Type A ADRs are usually manifestations of exaggerated response of the known effect of the drug (e.g. bleeding from warfarin treatment). They are common and majority of them are attributed to pharmacokinetic or pharmacodynamic interactions. Most of these ADRs are predictable and therefore, preventable. On the other hand, type B ADRs are less common, serious and unpredictable. Majority of these types of ADRs are mediated by immune system and also termed as “hypersensitivity reactions”.
Meta-analysis of prospective studies estimated that 6.7% of hospitalized patients have serious ADRs . If these estimates are correct then ADRs are leading cause of death. It should be noted that these estimate do not include ADRs that occur in ambulatory setting. Even though there is no method that accurately measures the estimates of ADRs, there is general consensus that ADRs pose greater risk to public health. It should be emphasized that most of these ADRs are preventable.
These high incidences of ADRs raise logical question:why do so many ADRs occur in spite of thorough preclinical and clinical studies? There are several possible reasons. Here are few: 1) The number of physician visits has gone up 2) thenumbers of prescriptions have gone up 3) several patients take multiple medications. It has been demonstrated that the rate of ADRs increases exponentially after a patient is on 4 or more medications .

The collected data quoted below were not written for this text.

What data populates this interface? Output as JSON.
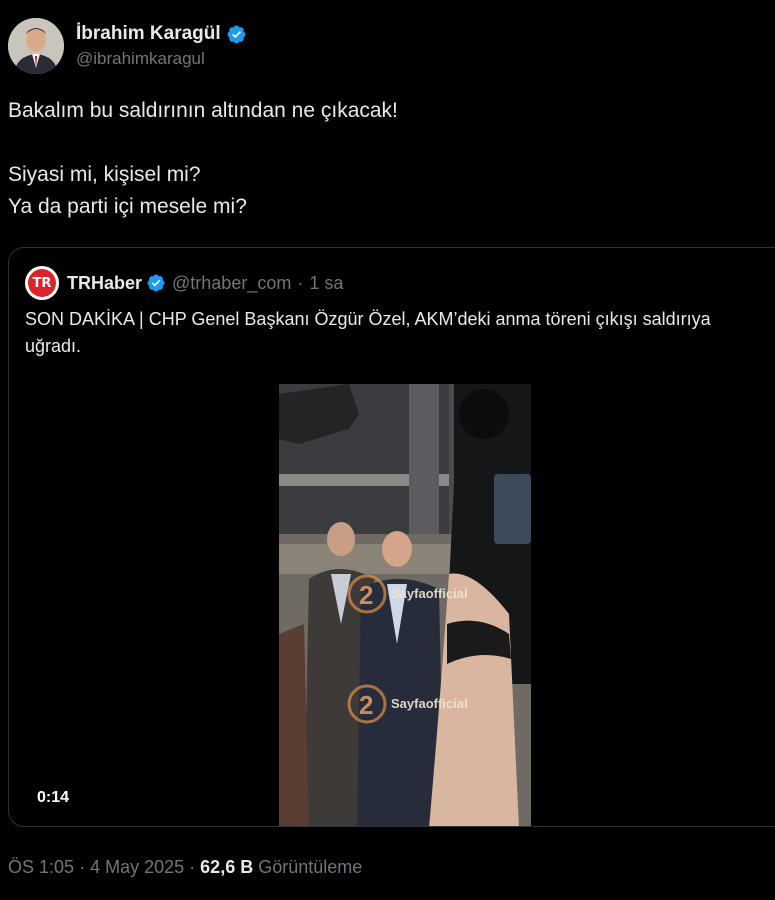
{
  "author": {
    "name": "İbrahim Karagül",
    "handle": "@ibrahimkaragul"
  },
  "tweet": {
    "lines": [
      "Bakalım bu saldırının altından ne çıkacak!",
      "Siyasi mi, kişisel mi?",
      "Ya da parti içi mesele mi?"
    ]
  },
  "quoted": {
    "logo_text": "TR",
    "name": "TRHaber",
    "handle": "@trhaber_com",
    "separator": "·",
    "time": "1 sa",
    "text": "SON DAKİKA | CHP Genel Başkanı Özgür Özel, AKM’deki anma töreni çıkışı saldırıya uğradı.",
    "video": {
      "duration": "0:14",
      "watermark_number": "2",
      "watermark_text": "Sayfaofficial"
    }
  },
  "meta": {
    "time": "ÖS 1:05",
    "separator": "·",
    "date": "4 May 2025",
    "views_count": "62,6 B",
    "views_label": "Görüntüleme"
  },
  "colors": {
    "background": "#000000",
    "text": "#e7e9ea",
    "muted": "#71767b",
    "verified": "#1d9bf0",
    "border": "#2f3336",
    "trhaber_red": "#d8242a"
  },
  "icons": {
    "verified": "verified-badge-icon"
  }
}
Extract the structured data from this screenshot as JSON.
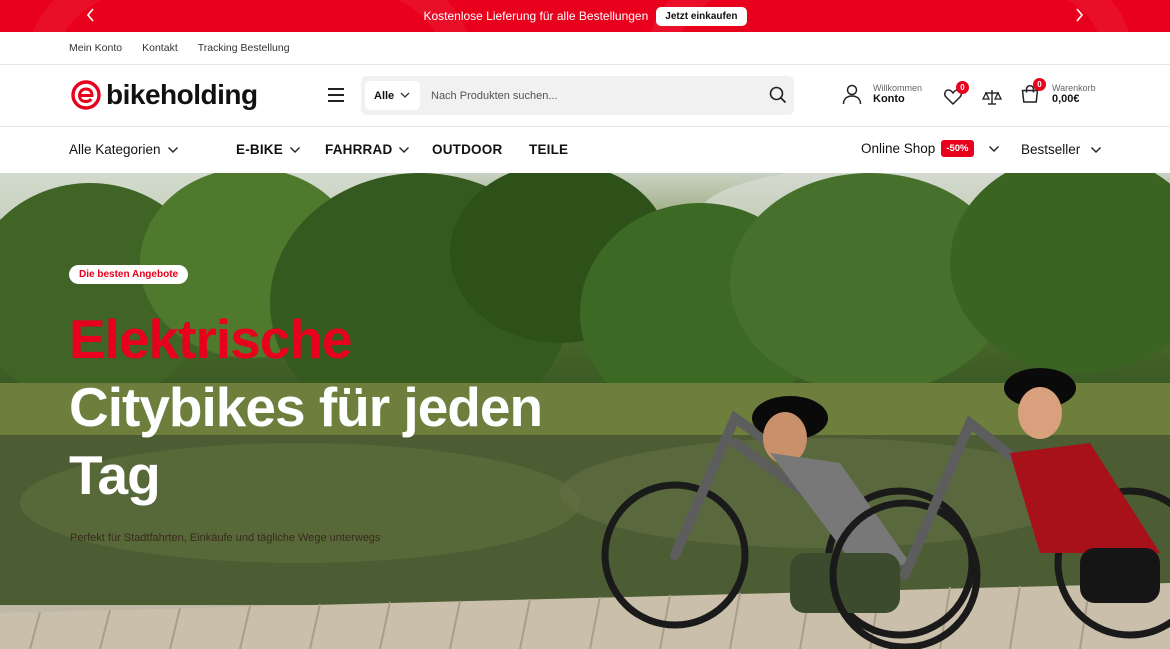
{
  "promo": {
    "text": "Kostenlose Lieferung für alle Bestellungen",
    "button": "Jetzt einkaufen",
    "color": "#e8001c"
  },
  "utility_nav": [
    "Mein Konto",
    "Kontakt",
    "Tracking Bestellung"
  ],
  "header": {
    "logo_text": "bikeholding",
    "search": {
      "category": "Alle",
      "placeholder": "Nach Produkten suchen..."
    },
    "account": {
      "greeting": "Willkommen",
      "label": "Konto"
    },
    "wishlist_count": "0",
    "cart": {
      "count": "0",
      "label": "Warenkorb",
      "total": "0,00€"
    }
  },
  "category_nav": {
    "all_categories": "Alle Kategorien",
    "items": [
      "E-BIKE",
      "FAHRRAD",
      "OUTDOOR",
      "TEILE"
    ],
    "online_shop": "Online Shop",
    "sale_badge": "-50%",
    "bestseller": "Bestseller"
  },
  "hero": {
    "tag": "Die besten Angebote",
    "title_red": "Elektrische",
    "title_white_1": "Citybikes für jeden",
    "title_white_2": "Tag",
    "subtitle": "Perfekt für Stadtfahrten, Einkäufe und tägliche Wege unterwegs"
  }
}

The next logical question is why ADRs are not identified before drugs are marketed to mass population? During preclinical trials, safety pharmacologists and toxicologists conduct several studies in order to identify potential ADRs including drug-drug interactions . However, many of these studies are focused on major organ system and have limited impact to predict ADRs due to genetic or demographic variations. Additionally, there are millions of possible combinations of drugs given to the patients. Studying all of the drug-drug interactions during preclinical trials is not practical. Clinical trials are usually conducted on few hundred patients . Therefore, rare ADRs (for example, 1 in 100,000 patient exposures) cannot be identified during clinical trials. These ADRs are generally identified only after millions of patients are exposed after marketing of these drugs to mass population. This underscores the importance and need for post-marketing surveillance.
Several measures have been implemented to identify and prevent ADRs after the drug has reached to the market. First and foremost is “Medwatch” program created by Food & Drug Administration (FDA). This is online ADR reporting system that encourages healthcare professionals to report suspicious serious ADR regardless of the causality. Additionally, many health systems have implemented electronic health records. There are several software programs available that assist healthcare professionals to prescribe and store patients’ medical records. New generation computer software programs are able to detect and alert healthcare professional when combination of drugs with potential to cause ADRs are prescribed. It has been shows that optimal drug dosage with the help of computerized advice has beneficial effects on patient outcomescompared with empiric dosing without computer assistance) . For example, managing therapeutics concentration of the drugs with narrow therapeutics window is challenging task. There are many software systems that have been designed to assist physicians to determine optimum drug dosage.
Large scale data collection hasgenerated vast amount of information. For example, healthcare professionals are encouraged to report possible ADR even if it is based on suspicion. This has created lot of noise and sifting through these datasets for the detection of possible ADR signal remains a challenge. Informatics thrives on these kinds of large datasets. Logical assumptions and hypotheses can assist in writing algorithms to develop software programs that can fade background noise and detect potential ADR signals.
Most of the software programs that are used as a part of electronic medical records systems are designed to generate alert in order to prevent errors. However, several studies indicated that frequent drug alerts result in “alert-fatigue” and can lead to overall ignorance of such alerts by healthcare professionals. Further research is needed to grade ADRs based on risk potential and to develop informatics programs that can generate only “high-value alerts”. Additionally, several studies suggested that even though information is available, it is not optimally incorporated in decision-making process. Therefore, highly sophisticated informatics programs with better user interface must be designed to assist healthcare professional to sift through the plethora of information and utilize it in routine decision making process.